Small businesses have been alternating between giving managers a raise to $35,568 or higher to maintain their exemption from overtime, or reclassifying them as overtime-eligible while closely tracking their hours. Frequently, the decision turns on how many employees are affected; employers are more likely to raise salaries if it’s only one worker and convert them to nonexempt if it’s three or four workers, she said. Another option is to tell employees they’re getting a salary increase but that it replaces their usual bonus that comes later in the year.
Meanwhile, nonprofits generally are having an easier time preparing for this rule than the higher threshold they were gearing up to face in 2016, but some organizations still are struggling to cobble together the financing.
“Nonprofits typically can’t raise prices. So we have to go to funders and seek more funding,” said David Thompson, vice president of public policy at the National Council of Nonprofits. Other options include cutting back on employee hours, such as restricting their use of work email at night, and reducing benefits, he said.
Obama Rule Still Unofficial Standard
Many companies seem to be ambivalent about the rule change because they’ve been complying with the 2016 regulation all along.

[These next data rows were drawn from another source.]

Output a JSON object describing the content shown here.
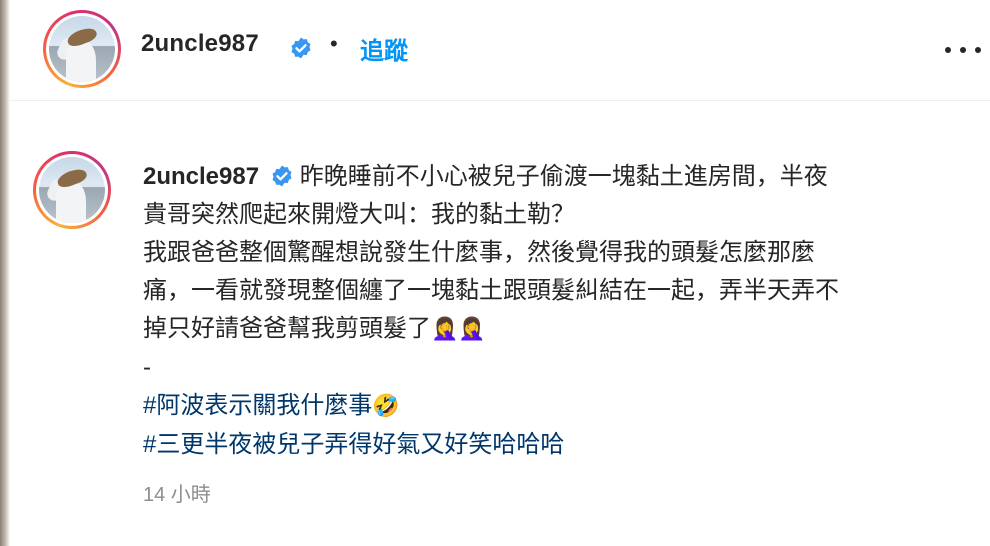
{
  "header": {
    "username": "2uncle987",
    "separator": "•",
    "follow_label": "追蹤",
    "more_icon": "more-horizontal-icon"
  },
  "caption": {
    "username": "2uncle987",
    "lines": [
      "昨晚睡前不小心被兒子偷渡一塊黏土進房間，半夜",
      "貴哥突然爬起來開燈大叫：我的黏土勒？",
      "我跟爸爸整個驚醒想說發生什麼事，然後覺得我的頭髮怎麼那麼",
      "痛，一看就發現整個纏了一塊黏土跟頭髮糾結在一起，弄半天弄不",
      "掉只好請爸爸幫我剪頭髮了",
      "-"
    ],
    "emojis_line5": [
      "🤦‍♀️",
      "🤦‍♀️"
    ],
    "hashtags": [
      {
        "text": "#阿波表示關我什麼事",
        "emoji": "🤣"
      },
      {
        "text": "#三更半夜被兒子弄得好氣又好笑哈哈哈",
        "emoji": ""
      }
    ]
  },
  "timestamp": "14 小時",
  "colors": {
    "follow_blue": "#0095f6",
    "hashtag_blue": "#00376b",
    "verified_blue": "#3897f0",
    "timestamp_gray": "#8e8e8e"
  }
}
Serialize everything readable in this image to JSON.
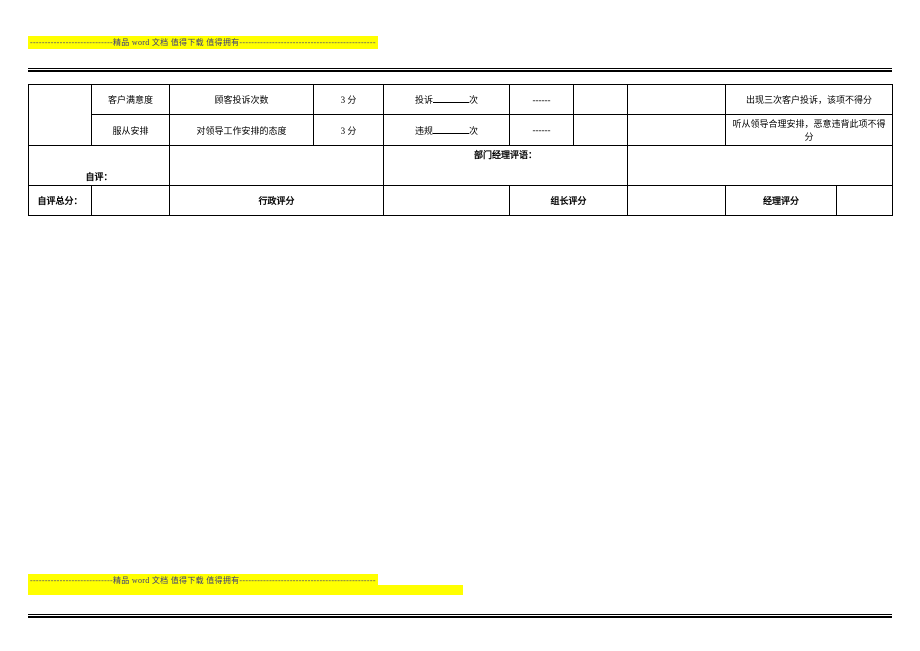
{
  "banner": {
    "text": "----------------------------精品 word 文档  值得下载  值得拥有----------------------------------------------"
  },
  "rows": {
    "r1": {
      "c2": "客户满意度",
      "c3": "顾客投诉次数",
      "c4": "3 分",
      "c5_prefix": "投诉",
      "c5_suffix": "次",
      "c6": "------",
      "c9": "出现三次客户投诉，该项不得分"
    },
    "r2": {
      "c2": "服从安排",
      "c3": "对领导工作安排的态度",
      "c4": "3 分",
      "c5_prefix": "违规",
      "c5_suffix": "次",
      "c6": "------",
      "c9": "听从领导合理安排，恶意违背此项不得分"
    },
    "r3": {
      "label_self": "自评：",
      "label_mgr": "部门经理评语："
    },
    "r4": {
      "c1": "自评总分：",
      "c3": "行政评分",
      "c5": "组长评分",
      "c7": "经理评分"
    }
  }
}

A federal judge halted the Obama-era rule nine days before it was set to take effect, but not before employers such as
Technically, the department’s enforcement of a $35,000 salary cutoff presents an opportunity for those businesses to reconsider their decisions from three years ago. But the possible hit on employee morale makes it a less palatable route.
“There’s no appetite for that; in this competitive job market, they don’t want to be seen as taking the benefit away,” said Jonathan Keselenko, who represents employers as a partner at Foley Hoag in Boston.
The start of DOL enforcement this week doesn’t guarantee the new overtime salary level is fixed for the near future.
Workers’ rights lawyers are searching for plaintiffs to sue the Trump DOL in an effort to ease the pathway for a new regulation that would extend overtime to more workers.
The litigation prospects are tough to predict, but it’s safe to say the issue won’t be going away, regardless of who’s in the White House after the 2020 election.